I have been struggling with how R calculates quantiles and the normal fitting of data. I have data (NDVI values) that follows a truncated normal distribution (see figure)
I am interested in getting the lowest 10th percentile value (p=0.1) from the data and from the fitting normal distribution curve.
In my understanding, because the data is truncated, the two should be quite different: I expect the quantile from the data to be higher than the one calculated from the normal distribution, but this is not so. For what I understand of the quantile function help the quantile from the data should be the default quantile function:
q=quantile(y, p=0.1)
while the quantile from the normal distribution is :
qx=quantile(y, p=0.1, type=9)
However the two result very close in all cases, which makes me wonder to what type of distribution does R fit the data to calculate the quantile (truncated normal dist.?)
I have also tried to calculate the quantile based on the fitting normal curve as:
fitted=fitdist(as.numeric(y), "norm", discrete = T)
fit.q=as.numeric(quantile(fitted, p=0.1)[[1]][1])
but obtaining no difference.
So my questions are: To what curve does R fit the data for calculating quantiles, in particular for type=9 ? How can I calculate the quantile based on the complete normal distribution (including the lower tail)?
I don't know how to generate a reproducible example for this, but the data is available at https://dl.dropboxusercontent.com/u/26249349/data.csv
Thanks!
R is using the empirical ordering of the data when determining quantiles, rather than assuming any particular distribution.
The 10th percentile for your truncated data and a normal distribution fit to your data happen to be pretty close, although the 1st percentile is quite a bit different.
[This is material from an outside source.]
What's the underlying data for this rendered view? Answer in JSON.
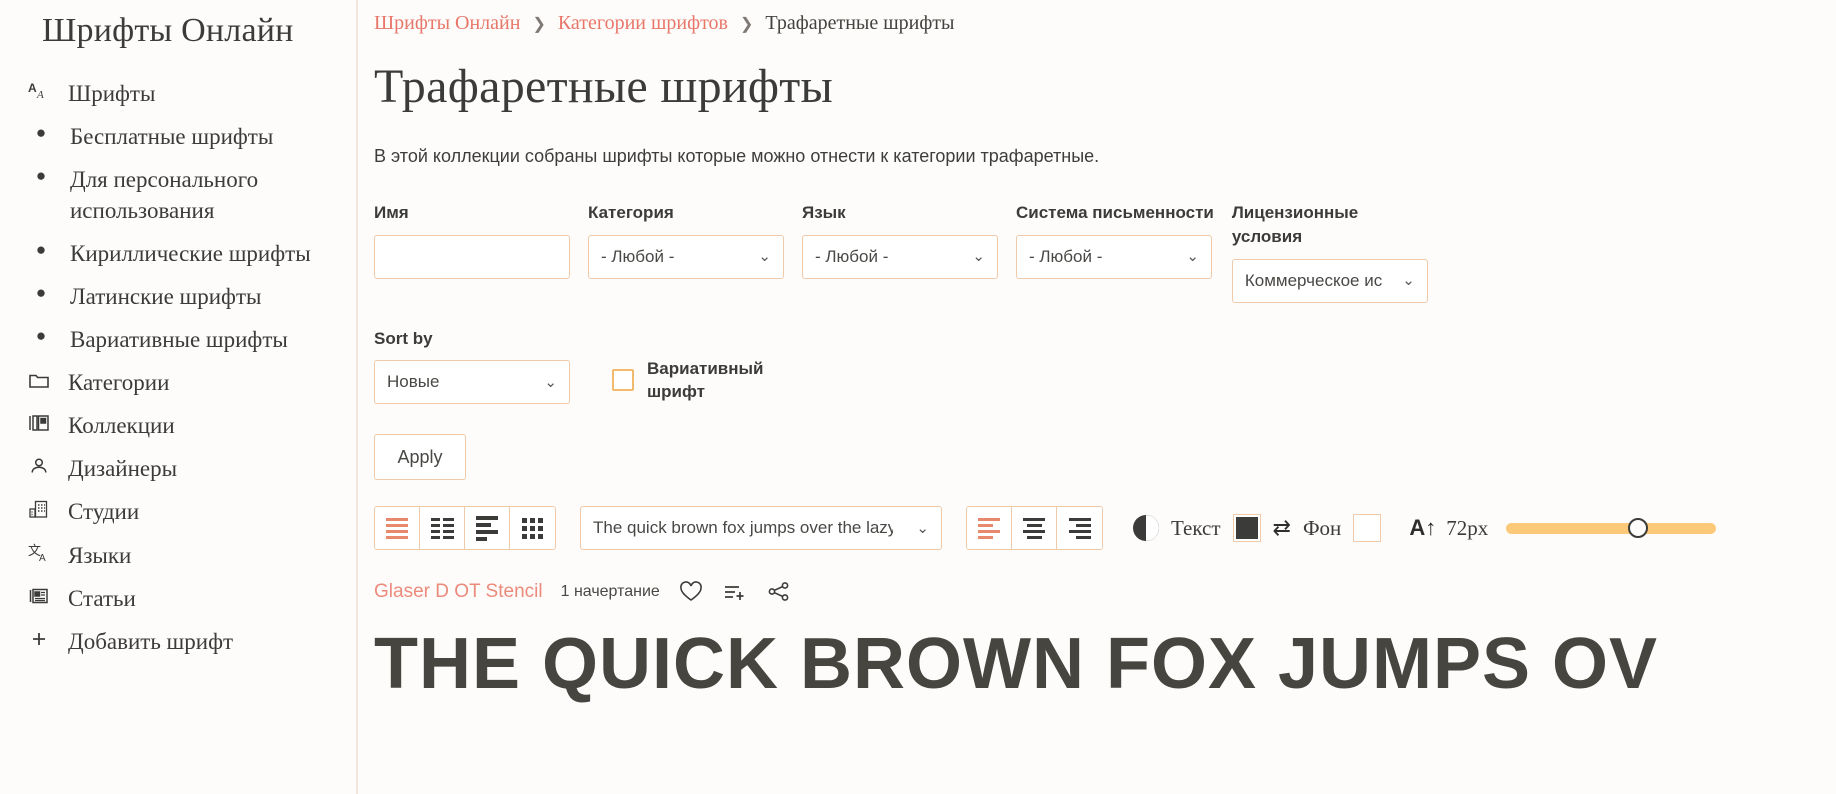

For example:
# Load data
df = read.csv("data.csv", header=TRUE, stringsAsFactors=FALSE)
# Fit a normal distribution to the data
df.dist = fitdist(df$x, "norm", discrete = T)
Now let's get quantiles of the fitted distribution and the original data. I've included the 1st percentile in addition to the 10th percentile. You can see that the fitted normal distribution's 10th percentile is just a bit lower than that of the data. However, the 1st percentile of the fitted normal distribution is much lower.
quantile(df.dist, p=c(0.01, 0.1))
Estimated quantiles for each specified probability (non-censored data) p=0.01 p=0.1 estimate 1632.829 2459.039
quantile(df$x, p=c(0.01, 0.1))
1% 10% 2064.79 2469.90
quantile(df$x, p=c(0.01, 0.1), type=9)
1% 10% 2064.177 2469.400
You can also see this by direct ranking of the data and by getting the 1st and 10th percentiles of a normal distribution with mean and sd equal to the fitted values from fitdist
:
# 1st and 10th percentiles of data by direct ranking
df$x[order(df$x)][round(c(0.01,0.1)*5780)]
[1] 2064 2469
# 1st and 10th percentiles of fitted distribution
qnorm(c(0.01,0.1), df.dist$estimate[1], df.dist$estimate[2])
[1] 1632.829 2459.039
Let's plot histograms of the original data (blue) and of fake data generated from the fitted normal distribution (red). The area of overlap is purple.
# Histogram of data (blue)
hist(df$x, xlim=c(0,8000), ylim=c(0,1600), col="#0000FF80")
# Overlay histogram of random draws from fitted normal distribution (red)
set.seed(685)
set.seed(685)
x.fit = rnorm(length(df$x), df.dist$estimate[1], df.dist$estimate[2])
hist(x.fit, add=TRUE, col="#FF000080")
Or we can plot the empirical cumulative distribution function (ecdf) for the data (blue) and the random draws from the fitted normal distribution (red). The horizontal grey line marks the 10th percentile:
plot(ecdf(df$x), xlim=c(0,8000), col="blue")
lines(ecdf(x.fit), col="red")
abline(0.1,0, col="grey40", lwd=2, lty="11")
Now that I've gone through this, I'm wondering if you were expecting fitdist
to return the parameters of the normal distribution we would have gotten had your data really come from a normal distribution and not been truncated. Rather, fitdist
returns a normal distribution with the mean and sd of the (truncated) data at hand, so the distribution returned by fitdist
is shifted to the right compared to where we might have "expected" it to be.
c(mean=mean(df$x), sd=sd(df$x))
mean sd 3472.4708 790.8538
df.dist$estimate
mean sd 3472.4708 790.7853
Or, another quick example: x
is normally distributed with mean ~ 0 and sd ~ 1. xtrunc
removes all values less than -1, and xtrunc.dist
is the output of fitdist
on xtrunc
:
set.seed(55)
x = rnorm(6000)
xtrunc = x[x > -1]
xtrunc.dist = fitdist(xtrunc, "norm")
round(cbind(sapply(list(x=x,xtrunc=xtrunc), function(x) c(mean=mean(x),sd=sd(x))),
xtrunc.dist=xtrunc.dist$estimate),3)
x xtrunc xtrunc.dist
mean -0.007 0.275 0.275
sd 1.009 0.806 0.806
And you can see in the ecdf plot below that the truncated data and the normal distribution fitted to the truncated data have about the same 10th percentile, while the 10th percentile of the untruncated data is (as we would expect) shifted to the left.